O 10º e o 11º lugares da fase inicial foram campeões duas vezes cada. Curiosamente, o lugar de dois vice-líderes são os mais frequentes na lista de campeões. Em 2011, são Vélez e Grêmio. Do 2º ao 6º lugar, além do 8º colocado, cada um foi uma vez campeão.

Qual colocado foi mais vezes finalista?
O 4º colocado (em 2011, Atlético Júnior) e o 11º (Grêmio) participaram de três finais cada. O 9º, o 12º e do 14º ao 16º, nenhuma vez.

E a vantagem de jogar a segunda partida em casa? Existe?
NÃO. Dos 148 mata-matas nos últimos dez anos, 82 foram vencidos por quem jogou a segunda partida em casa (55%), contra 66 dos que decidiram como visitante (45%). A diferença é pequena, e há um dado que precisa ser levado em conta: especialmente nas oitavas de final, o time que decide em casa normalmente é tecnicamente superior. Não é necessariamente por jogarem a partida de volta em casa que se classificaram, mas porque são mesmo melhores. Vejam como nas fases mais agudas, onde o nível técnico é mais parelho, o índice de classificação de quem decide como mandante cai drasticamente.
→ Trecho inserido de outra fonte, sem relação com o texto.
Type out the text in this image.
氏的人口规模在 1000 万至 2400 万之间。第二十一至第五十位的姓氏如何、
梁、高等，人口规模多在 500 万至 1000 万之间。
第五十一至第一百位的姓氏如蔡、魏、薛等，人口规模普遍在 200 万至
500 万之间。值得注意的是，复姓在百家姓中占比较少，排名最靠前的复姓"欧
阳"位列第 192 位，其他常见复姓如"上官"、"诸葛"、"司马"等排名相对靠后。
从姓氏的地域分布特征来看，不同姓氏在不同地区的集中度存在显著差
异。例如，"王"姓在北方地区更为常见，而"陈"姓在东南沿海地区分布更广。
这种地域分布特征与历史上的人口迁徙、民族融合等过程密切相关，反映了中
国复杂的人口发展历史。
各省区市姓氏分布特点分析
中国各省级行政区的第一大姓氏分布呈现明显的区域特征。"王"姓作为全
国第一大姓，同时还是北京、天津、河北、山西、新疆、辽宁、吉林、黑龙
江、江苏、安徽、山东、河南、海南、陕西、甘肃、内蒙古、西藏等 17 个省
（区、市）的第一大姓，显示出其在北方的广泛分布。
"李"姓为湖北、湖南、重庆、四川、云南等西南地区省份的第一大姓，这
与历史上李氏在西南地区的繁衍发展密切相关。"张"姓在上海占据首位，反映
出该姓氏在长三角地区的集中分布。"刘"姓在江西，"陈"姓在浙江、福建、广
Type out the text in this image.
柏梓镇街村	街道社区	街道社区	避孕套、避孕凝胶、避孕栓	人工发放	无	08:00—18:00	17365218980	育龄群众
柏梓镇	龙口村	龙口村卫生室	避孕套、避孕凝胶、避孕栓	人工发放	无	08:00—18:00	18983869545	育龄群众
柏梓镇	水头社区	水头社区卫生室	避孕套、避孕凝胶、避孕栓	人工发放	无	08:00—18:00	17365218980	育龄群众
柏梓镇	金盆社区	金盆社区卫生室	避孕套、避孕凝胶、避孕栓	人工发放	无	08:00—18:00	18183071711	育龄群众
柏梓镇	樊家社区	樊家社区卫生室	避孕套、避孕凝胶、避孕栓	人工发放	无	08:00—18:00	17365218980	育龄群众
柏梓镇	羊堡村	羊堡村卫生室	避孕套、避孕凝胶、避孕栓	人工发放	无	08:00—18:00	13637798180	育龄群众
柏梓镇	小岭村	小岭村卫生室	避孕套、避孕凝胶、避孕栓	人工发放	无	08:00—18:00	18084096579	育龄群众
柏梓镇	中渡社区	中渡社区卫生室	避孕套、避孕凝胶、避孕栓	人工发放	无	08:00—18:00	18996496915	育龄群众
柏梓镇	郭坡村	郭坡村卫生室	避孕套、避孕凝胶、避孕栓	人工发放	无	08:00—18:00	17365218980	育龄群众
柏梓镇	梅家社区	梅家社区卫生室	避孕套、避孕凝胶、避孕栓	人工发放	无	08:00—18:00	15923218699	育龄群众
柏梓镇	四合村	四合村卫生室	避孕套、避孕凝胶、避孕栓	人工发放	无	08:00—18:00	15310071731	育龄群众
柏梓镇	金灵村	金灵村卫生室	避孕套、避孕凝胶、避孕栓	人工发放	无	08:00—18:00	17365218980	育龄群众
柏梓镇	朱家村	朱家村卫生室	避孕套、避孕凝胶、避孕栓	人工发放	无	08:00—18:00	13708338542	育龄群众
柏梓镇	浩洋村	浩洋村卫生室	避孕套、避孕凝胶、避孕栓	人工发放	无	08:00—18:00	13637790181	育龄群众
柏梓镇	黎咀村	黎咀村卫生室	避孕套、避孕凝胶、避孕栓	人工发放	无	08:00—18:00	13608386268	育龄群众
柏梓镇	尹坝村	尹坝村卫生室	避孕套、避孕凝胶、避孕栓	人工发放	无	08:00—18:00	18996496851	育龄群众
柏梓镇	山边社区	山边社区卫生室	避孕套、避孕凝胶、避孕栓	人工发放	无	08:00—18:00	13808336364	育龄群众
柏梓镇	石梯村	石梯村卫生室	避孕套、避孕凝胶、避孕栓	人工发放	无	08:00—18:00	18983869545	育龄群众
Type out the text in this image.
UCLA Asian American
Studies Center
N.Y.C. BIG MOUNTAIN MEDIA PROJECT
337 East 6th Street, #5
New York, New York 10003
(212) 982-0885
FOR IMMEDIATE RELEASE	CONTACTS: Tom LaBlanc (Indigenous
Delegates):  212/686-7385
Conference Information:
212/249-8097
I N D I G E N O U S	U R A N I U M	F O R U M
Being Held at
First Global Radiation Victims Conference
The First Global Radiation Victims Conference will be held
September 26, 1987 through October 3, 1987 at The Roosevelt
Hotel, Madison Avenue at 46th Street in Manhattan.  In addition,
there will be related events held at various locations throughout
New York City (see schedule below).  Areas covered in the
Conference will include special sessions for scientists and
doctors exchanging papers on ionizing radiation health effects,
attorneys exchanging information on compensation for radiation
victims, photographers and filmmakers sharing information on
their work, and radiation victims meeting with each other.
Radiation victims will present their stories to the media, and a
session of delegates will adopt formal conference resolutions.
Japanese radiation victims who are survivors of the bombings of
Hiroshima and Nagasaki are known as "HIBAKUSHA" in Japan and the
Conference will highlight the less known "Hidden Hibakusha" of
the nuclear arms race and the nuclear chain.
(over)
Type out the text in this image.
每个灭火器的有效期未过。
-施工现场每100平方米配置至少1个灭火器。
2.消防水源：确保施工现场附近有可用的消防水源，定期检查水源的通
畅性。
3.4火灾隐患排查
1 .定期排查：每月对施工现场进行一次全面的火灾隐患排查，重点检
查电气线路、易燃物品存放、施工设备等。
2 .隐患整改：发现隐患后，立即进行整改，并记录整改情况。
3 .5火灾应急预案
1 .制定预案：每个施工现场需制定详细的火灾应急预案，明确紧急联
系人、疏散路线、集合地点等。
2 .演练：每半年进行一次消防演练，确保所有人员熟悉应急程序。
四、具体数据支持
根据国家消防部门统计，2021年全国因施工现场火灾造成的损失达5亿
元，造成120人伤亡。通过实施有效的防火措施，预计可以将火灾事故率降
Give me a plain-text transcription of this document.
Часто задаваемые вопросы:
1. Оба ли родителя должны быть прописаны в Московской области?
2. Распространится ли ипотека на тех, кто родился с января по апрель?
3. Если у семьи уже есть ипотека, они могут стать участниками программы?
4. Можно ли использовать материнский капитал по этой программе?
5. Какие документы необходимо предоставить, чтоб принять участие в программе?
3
Índice de classificação do mandante do segundo jogo em cada fase da competição:


Oitavas de final: 47/78 (60,3%)
Quartas de final: 25/40 (62,5%)
Semifinais: 6/20 (30,0%)
Final: 4/10 (40,0%)

Conclusões
Não é clichê: mata-mata é outra Libertadores, completamente diferente. O mando de campo na segunda partida pouco significa, especialmente nas fases mais agudas. Até mesmo ser líder de grupo não é sinônimo de título: é quase meio a meio o número de títulos para líderes ou vice-líderes da fase inicial.

Portanto, para quem acha que o Cruzeiro é o favoritaço e descarta Grêmio, Vélez, Estudiantes ou Fluminense por causa da primeira fase, só tenho um conselho: muita, mas muita calma. A Libertadores, mesmo, começa a partir de terça que vem.

Foto: Folha de São Paulo.

Comentários

Lique disse…
excelente análise, professor! é exatamente o que eu queria dizer, provado em números. toda imprensa brasileira tinha que ler isso pra entender a libertadores, parar de falar em altas vantagens ao decidir em casa e sobre grupos "fracos" onde o primeiro termina com 10 pontos.
Vicente Fonseca disse…
Importante salientar que foi tu que a pediu, Lique. Quando vocês solicitam alguma análise importante, o blog cresce. Valeu pelo elogio, cara!